His research has found that about 70% of people will endorse at least one false rumor when given a list to choose from and only 30% of people reject them all, and that misinformation correction should focus primarily on reaching the undecideds – people who aren’t sure about what’s true. His work has also shown that correcting misinformation is not a “one-and-done” endeavor – it requires repeated messaging as well as a series of strategies targeting people who share fake information online.

Working with Facebook and Google, Berinsky and colleagues advanced interventions encouraging people through “accuracy nudges” to think before they share information – advising users to evaluate information before sharing it and investigate its sources – or even asking them how important it is to them to share only accurate information.

“Most people don’t want to share bad information,” he said. “We want to remind them of this.”
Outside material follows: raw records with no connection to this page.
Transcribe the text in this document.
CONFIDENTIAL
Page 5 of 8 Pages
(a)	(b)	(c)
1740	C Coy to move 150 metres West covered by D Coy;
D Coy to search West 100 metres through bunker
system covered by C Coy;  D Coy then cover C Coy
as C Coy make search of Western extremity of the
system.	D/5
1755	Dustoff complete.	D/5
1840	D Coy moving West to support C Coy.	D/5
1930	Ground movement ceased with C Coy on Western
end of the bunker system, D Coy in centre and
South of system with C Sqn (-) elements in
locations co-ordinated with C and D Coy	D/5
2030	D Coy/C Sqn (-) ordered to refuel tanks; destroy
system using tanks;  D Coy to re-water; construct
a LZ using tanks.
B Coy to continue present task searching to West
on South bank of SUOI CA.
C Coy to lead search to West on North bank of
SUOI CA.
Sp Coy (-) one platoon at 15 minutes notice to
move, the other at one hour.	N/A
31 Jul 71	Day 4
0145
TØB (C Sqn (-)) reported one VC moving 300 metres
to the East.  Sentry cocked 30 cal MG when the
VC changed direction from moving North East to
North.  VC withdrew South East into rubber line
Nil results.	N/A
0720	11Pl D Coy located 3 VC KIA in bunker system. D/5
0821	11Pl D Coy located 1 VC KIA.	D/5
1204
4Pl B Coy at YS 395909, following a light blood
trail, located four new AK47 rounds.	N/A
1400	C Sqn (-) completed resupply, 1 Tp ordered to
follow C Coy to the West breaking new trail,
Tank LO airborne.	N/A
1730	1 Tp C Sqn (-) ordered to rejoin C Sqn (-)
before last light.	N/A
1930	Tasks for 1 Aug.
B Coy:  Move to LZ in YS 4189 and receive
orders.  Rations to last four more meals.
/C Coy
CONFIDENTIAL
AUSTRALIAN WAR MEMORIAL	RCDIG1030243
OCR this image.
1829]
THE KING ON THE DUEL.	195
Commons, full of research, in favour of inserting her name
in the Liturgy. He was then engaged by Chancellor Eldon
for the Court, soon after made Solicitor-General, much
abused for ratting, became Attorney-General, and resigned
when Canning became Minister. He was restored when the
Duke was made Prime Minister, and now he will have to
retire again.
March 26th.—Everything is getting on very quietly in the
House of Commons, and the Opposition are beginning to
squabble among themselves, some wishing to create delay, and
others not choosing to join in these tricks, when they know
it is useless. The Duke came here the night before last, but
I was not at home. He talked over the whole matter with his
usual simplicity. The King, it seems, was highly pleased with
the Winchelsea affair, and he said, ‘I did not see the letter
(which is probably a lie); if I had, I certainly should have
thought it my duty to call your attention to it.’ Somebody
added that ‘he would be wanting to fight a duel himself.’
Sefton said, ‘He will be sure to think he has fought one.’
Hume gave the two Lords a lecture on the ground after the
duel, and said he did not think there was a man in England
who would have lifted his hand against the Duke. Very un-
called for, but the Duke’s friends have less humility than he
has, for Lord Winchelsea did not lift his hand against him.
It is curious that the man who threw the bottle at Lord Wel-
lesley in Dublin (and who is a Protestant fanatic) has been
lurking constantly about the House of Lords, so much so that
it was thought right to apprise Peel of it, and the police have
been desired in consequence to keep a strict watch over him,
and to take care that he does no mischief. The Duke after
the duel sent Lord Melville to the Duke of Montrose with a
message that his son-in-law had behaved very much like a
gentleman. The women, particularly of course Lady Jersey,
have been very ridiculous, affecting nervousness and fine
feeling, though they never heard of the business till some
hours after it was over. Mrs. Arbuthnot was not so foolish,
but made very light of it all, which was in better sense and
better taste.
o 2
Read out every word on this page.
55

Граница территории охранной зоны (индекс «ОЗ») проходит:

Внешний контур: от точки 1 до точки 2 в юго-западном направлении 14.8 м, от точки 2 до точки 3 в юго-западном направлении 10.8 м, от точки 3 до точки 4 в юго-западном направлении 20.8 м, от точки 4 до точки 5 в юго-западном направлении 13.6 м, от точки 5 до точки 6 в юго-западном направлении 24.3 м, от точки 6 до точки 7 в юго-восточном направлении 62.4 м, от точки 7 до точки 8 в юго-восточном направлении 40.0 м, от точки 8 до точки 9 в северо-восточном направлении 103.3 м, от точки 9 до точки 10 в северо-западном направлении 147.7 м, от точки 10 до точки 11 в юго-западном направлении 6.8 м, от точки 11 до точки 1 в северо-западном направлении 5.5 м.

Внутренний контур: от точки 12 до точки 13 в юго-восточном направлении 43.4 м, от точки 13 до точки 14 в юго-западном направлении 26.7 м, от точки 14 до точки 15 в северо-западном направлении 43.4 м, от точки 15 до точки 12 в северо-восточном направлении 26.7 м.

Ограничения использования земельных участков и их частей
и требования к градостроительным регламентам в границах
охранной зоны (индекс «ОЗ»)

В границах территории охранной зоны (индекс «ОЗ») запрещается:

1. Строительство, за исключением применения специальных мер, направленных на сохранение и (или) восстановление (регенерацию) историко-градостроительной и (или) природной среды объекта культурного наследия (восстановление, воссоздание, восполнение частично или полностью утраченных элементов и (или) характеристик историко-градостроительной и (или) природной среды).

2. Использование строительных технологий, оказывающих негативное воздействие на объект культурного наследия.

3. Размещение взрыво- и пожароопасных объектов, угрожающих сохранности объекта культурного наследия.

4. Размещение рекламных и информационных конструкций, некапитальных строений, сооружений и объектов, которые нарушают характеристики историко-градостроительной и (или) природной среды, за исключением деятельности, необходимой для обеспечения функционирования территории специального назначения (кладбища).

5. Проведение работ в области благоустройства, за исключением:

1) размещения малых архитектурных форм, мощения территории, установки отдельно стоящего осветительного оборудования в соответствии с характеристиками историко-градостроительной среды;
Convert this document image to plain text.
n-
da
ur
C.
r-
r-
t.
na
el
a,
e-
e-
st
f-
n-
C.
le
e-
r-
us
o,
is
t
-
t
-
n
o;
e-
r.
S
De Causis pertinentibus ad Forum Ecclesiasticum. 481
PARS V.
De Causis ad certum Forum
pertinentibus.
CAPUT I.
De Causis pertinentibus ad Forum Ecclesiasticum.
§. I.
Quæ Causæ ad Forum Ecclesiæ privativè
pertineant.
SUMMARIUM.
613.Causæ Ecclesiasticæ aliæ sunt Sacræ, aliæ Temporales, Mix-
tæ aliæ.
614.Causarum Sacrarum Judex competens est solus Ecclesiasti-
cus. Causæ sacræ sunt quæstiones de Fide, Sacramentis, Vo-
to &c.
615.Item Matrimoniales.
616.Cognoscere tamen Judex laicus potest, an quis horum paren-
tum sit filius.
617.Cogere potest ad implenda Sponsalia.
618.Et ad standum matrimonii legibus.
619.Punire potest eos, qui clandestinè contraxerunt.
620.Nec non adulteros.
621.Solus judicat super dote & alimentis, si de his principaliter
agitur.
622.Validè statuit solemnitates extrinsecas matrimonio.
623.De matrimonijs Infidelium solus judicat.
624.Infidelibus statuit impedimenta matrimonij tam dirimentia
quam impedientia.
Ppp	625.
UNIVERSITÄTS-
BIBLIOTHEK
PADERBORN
They found in experiments that at the individual level, these nudges turned the knob toward more sharing of true information. Though the prompts won’t stop people who are posting lies maliciously, the added “friction” makes it a little more difficult for casual users to do an easy thing that has negative effects.

A megastudy of nine interventions designed to reduce online sharing of misinformation revealed that all of them work – but each one’s effect is relatively small, on the order of 2 to 3 percentage points. Hence, the frame of mind in combating misinformation should not be a search for a single solution, but deployment of the best bundle of solutions depending on the context.

“There’s been this long search for a magic bullet. It doesn’t exist,” Berinsky said. “But don’t give up on the enterprise.”